Chapter Four
The lieutenant started to make his call just down the hallway from Gimble’s room, but I saw him look at the rooms on the other side of the hallway and then he looked at the door in the middle.
He wrapped his hand around something that was under his button-down shirt.
I knew it was a small bag that he wore around his neck.
As long as I’d known him, he’d worn it constantly.
He lowered his hand from the bag and came back down the hallway to me.
“Ask the doctor what is in this room. I don’t mean just metaphysical patients, but exactly what’s wrong with them. ”
“It’s going to fall under medical privacy, Lieutenant. He can’t tell us without a warrant or unless he knows that us not having the knowledge threatens lives, and even then, it’s his call.”
“You’re probably right, but ask him anyway.” He gave me the room number as if I hadn’t seen him point, but it was always good to be precise.
“I’ll ask, but can you give me a reason why? Because the doctor will ask.”
“Tell him I’m not sure that everything in this hallway should be this close to each other, and ask him if it’s typical to have almost every room on the metaphysical injury floor full.”
“Since you’re the one that sensed something, it might make more sense coming from you. He’s just in the room behind us.”
“I need to ask for specific unit members, and some of the energy I’m feeling on this floor will not only hear the phone call, but they could sense things through the phone I don’t want them to know.”
I leaned closer to him, lowering my voice as if that would make a difference to something that could hear both sides of a phone conversation from another room. “What are you sensing, Lieutenant?”
“I’d have to do more spell work to be sure, and I’d have to get a warrant or the doctor’s permission for that, too.”
“Since I’m the one on point, give me a hint.”
“Demonic, maybe, or something masquerading as one, and then just black magic—the kind that compromises the soul of the person who casts the spell.”
I raised my eyebrows at him. “Did you feel it the first time you walked past the rooms?”
He shook his head and put his hand back over the bag under his shirt. He closed his eyes for a second. “We need backup. I’ll request people from our unit and then put the word out that we have an officer down; that’ll give us all the manpower—sorry, person-power—we need.”
“Gimble didn’t get injured on the job, he fainted.

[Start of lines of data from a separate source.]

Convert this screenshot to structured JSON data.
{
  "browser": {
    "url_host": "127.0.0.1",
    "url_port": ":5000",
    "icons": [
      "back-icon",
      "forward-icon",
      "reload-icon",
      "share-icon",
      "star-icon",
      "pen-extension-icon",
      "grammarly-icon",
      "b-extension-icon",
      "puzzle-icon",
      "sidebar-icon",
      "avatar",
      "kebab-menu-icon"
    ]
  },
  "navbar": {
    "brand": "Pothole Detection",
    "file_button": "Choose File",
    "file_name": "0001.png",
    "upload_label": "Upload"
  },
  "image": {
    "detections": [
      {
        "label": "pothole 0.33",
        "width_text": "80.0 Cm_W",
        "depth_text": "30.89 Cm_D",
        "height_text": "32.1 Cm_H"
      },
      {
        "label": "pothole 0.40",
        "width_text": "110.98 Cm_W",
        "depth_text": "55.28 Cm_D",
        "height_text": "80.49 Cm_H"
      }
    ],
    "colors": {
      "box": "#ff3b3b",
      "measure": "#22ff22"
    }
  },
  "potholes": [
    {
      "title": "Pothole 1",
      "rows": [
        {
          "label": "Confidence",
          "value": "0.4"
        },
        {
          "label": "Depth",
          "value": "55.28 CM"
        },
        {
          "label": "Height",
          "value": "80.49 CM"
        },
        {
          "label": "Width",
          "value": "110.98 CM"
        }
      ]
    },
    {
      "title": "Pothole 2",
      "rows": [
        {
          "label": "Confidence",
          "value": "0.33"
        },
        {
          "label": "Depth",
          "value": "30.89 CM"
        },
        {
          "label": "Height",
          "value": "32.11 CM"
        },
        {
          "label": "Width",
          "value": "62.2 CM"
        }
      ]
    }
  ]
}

If the other cops hear that he’ll never live it down.”
Lieutenant Charleston flashed me a grin that was very bright in his dark face. “Tell them he wrestled with an angel and lived to tell the tale, or tell them he’s a big pansy-ass and fainted from seeing his first metaphysical badass.” He gripped the bag a little tighter and the smile faded.
I could feel it now, like something thick and dark trying to crawl down my throat, but it was as if it had to knock on the door of my mouth; I had to give it permission to enter me.
I thought, By free will and the grace of God I hold fast against the darkness .
The thick feeling eased back, pulling backward to the open door of the room.
“Make those calls, Lieutenant. I’ll hold the fort.”
“Get Paulson to talk to you, Havelock,” Charleston said as he moved down the hallway, the phone already to his ear, and his other hand tight on the bag under his clothes.
I watched him until he rounded the corner for the elevators, gave one glance down the hallway at the other rooms, and went back to Gimble’s room to try to get Paulson to tell me what in Heaven or Hell was in the room across the hall.